Mark Kelly used to lay low in the U.S. Senate before Kamala Harris named him as a potential running mate earlier this year.
Before then, caution was a Kelly trademark as he kept his profile earthbound. Even some of his own constituents complained they hardly knew the man.
That was then.
On Sunday, we saw the new Mark Kelly. We saw ignition and liftoff, and caution thrown to the wind.
The former Navy pilot and former NASA astronaut went on CNN’s State of the Union and picked a fight with another spaceman, Elon Musk.
Mark Kelly throws down with Elon Musk
Kelly is a surrogate for Harris. Musk is a surrogate for Donald Trump.
CNN’s Dana Bash played a clip of Musk speaking at Trump’s rally on Saturday in Butler, Pa., where the former president had survived a July 13 assassination attempt.
In the clip, Musk, the founder of SpaceX and co-founder of Tesla, told the Trump crowd, “This is no ordinary election. The other side wants to take away your freedom of speech. … They want to take away your right to vote effectively. …President Trump must win to preserve the Constitution. He must win to preserve democracy in America.”
Bash turned to Kelly and said, “Musk, as you know, has a huge social media platform and a lot of influence there. He received billions of dollars from the federal government in contracts. Does it worry you to hear what he said and see what he is doing?”
Kelly responded, “Well, it’s also hypocritical. He’s standing next to the guy that tried to overturn the … 2020 election on Jan. 6, saying that this is somehow going to be the last election, they’re going to take away your vote, and it just doesn’t pass the logic test.”
Kelly said it. Musk saw it.
Soon the latter responded with a tweet on his social media platform X, formerly Twitter.
“Bring. It. On.”
Kelly has a point. But so does Trump
Kelly is quite right that Musk bemoaned attacks on democracy while standing next to the 500-pound gorilla — the former president who engineered the Jan. 6 assault on the U.S. Capitol that injured roughly 140 Capitol and D.C. police officers.
That was part of Trump’s efforts to overturn the 2020 election, what one federal judge famously described as Trump’s “coup in search of a legal theory.”
Trump strongarmed Republican election officials across the country trying to get them to take actions that could help reverse his loss to Joe Biden. He was cut off at virtually every pass.
GOP may lose an election:And still win the culture war
Since then, Musk has become the Republican counterweight to the Democratic argument that Trump poses a unique threat to democracy.
His retort to Jan. 6 is that modern Democrats have become the enemies of free speech, which is to say the enemies of our free society.
Democrats tried to censor Facebook, others
The proof is now undeniable that the Biden-Harris White House squeezed Big Tech to suppress opposition voices online.
Facebook founder Mark Zuckerberg said the Biden administration put pressure on his company to censor information and opinions related to the COVID-19 pandemic.

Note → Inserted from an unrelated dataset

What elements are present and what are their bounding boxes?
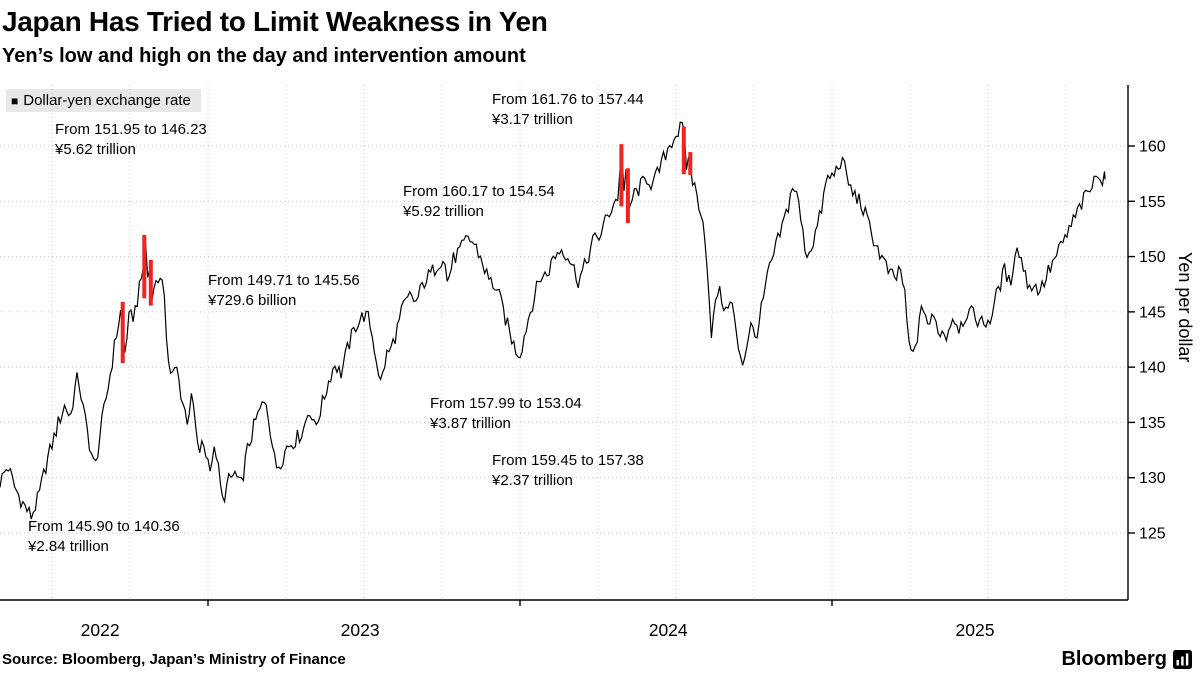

High-profile Democrats such as John Kerry are chewing on ways to “curb” speech on the internet that contradicts acquired truth or narrative.
Hillary Clinton wants more government controls on social media.
In 2019, Kamala Harris called on what was then Twitter to ban Donald Trump. Challenged by liberal news anchors, Harris told MSNBC’s Chris Hayes, “Free speech does not condone or protect threats to the safety of other human beings. That is what we are talking about, because this can go into some abstract law school debate.”
On MSNBC, Tim Walz said, “There’s no guarantee to free speech on misinformation or hate speech, and especially around our democracy.”
If Kelly can counter, his star will rise even more
The rub is that the only speech worth protecting is offensive speech, such as burning the flag. You don’t need laws to protect the mundane. We have long believed as Americans that the way to confront offensive speech is with more speech, not government edicts.
Democrats like to natter on about “disinformation” and “misinformation,” but theirs was the party that lied for years that Joe Biden was mentally fit to be president and that assembled 51 former intelligence officials to falsely assert that the Hunter Biden laptop appeared to be Russian subterfuge.
Do we need more government control of speech to crush disinformation such as that?
No.
If Mark Kelly is going to carry this fight into the ring with Elon Musk, he’ll want to prepare for the argument that the Democrats also pose a threat to democracy.
Kelly’s stature is rising. Through his own ambition, hard work and discipline, he has built a reputation that can amplify his voice.
Now, the next two steps.
Can he turn reach into gravitas and longevity?
If so, we may be looking at the next Barry Goldwater or John McCain.